Entre temps Tahiti a changé et Teha'amana s'est mariée. Il se trouve une nouvelle compagne et se remet à peindre. Son énergie retrouvée est une nouvelle fois brisée lorsqu'il apprend la mort de sa fille adorée Aline, à seulement 20 ans.
S'il peint encore de nombreux chefs d'oeuvre durant cette période, il est conscient que sa santé commence à décliner. Il tente même d'en finir avec la vie, sans succès fort heureusement. La naissance de son fils Émile lui redonne un temps confiance et énergie mais, à 53 ans, alors que sa compagne est repartie dans sa famille avec leur fils, il décide de partir s'installer seul aux Îles Marquises, l'archipel habité le plus isolé du monde.
Gauguin est émerveillé par ce qu'il découvre, c'est « ici qu'il va renaître, créer, sculpter et peindre de nouveau ». Pourtant, en 1901, la situation aux Marquises est dramatique, la culture de ses habitants se meurt, sculpture, danses, tatouages et même langue y étant interdits par les colons et l'Église, déterminés à remettre ces « sauvages » sur le droit chemin. Installé dans sa cabane à pilotis, à la fois atelier et maison pour recevoir ses amis marquisiens, Gauguin observe la lente agonie de l'archipel sous le joug de la colonisation et il a vite fait de choisir son camp, celui des Marquisiens. Il va désormais consacrer le plus clair de son temps à défendre leurs droits et leur culture, ce qui lui vaudra de nombreuses démêlées avec l'administration. L'auteure inclut ainsi de nombreux extraits de correspondances adressées à l'administration par Gauguin, généralement restées sans réponse.
Malgré sa santé déclinante, Gauguin continue à peindre, écrire et sculpter en s'inspirant des sculpteurs marquisiens, admirant avec 100 ans d'avance ce qu'on appelle aujourd'hui les arts premiers.
Paul Gauguin meurt seul, en mai 1903. Il est enterré à la va vite et sa maison est en partie pillée. de nombreuses toiles et oeuvres du peintre sont brûlées sur l'ordre de l'évêque, car jugées obscènes. Parmi les effets retrouvés, figure le tableau Village breton sous la neige, dont Gauguin n'avait jamais voulu se séparer au fil de ses voyages.
Ce livre, écrit à la manière d'une biographie, se penche sur la vie de Gauguin plutôt que sur son oeuvre.

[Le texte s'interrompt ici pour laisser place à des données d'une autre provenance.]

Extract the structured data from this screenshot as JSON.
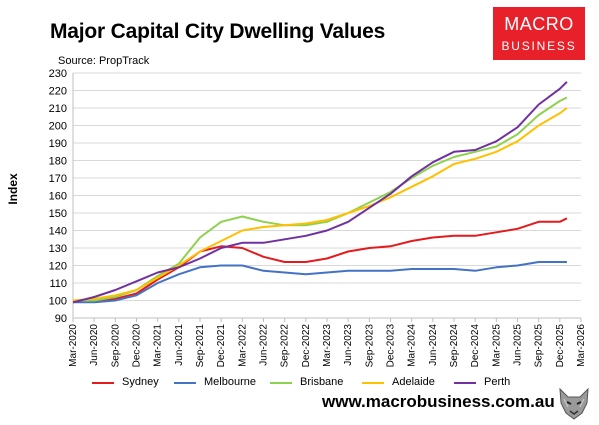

Il regorge de détails méconnus, s'appuyant pour cela sur les écrits du peintre lui-même. On y découvre un homme aimant profondément sa famille, mais incapable de résister à sa passion dévorante qu'était la peinture. Sa vie semble avoir été une fuite éperdue jusqu'aux Marquises, où il repose désormais sur l'île d'Hiva Oa, là où à quelques mètres de sa tombe,
Jacques Brel a voulu être enterré afin d'être avec lui « comme les deux larrons à côté du Christ ».
Merci à Babelio et à
Laure Dominique Agniel pour ce livre qui m'a beaucoup appris sur
Paul Gauguin. L'ouvrage publié par les Éditions Locus Solus est doté d'une très belle couverture (un autoportrait photographique de
Paul Gauguin en costume breton) et comporte un encart en couleurs d'environ 15 pages illustrant des photographies et oeuvres du peintre.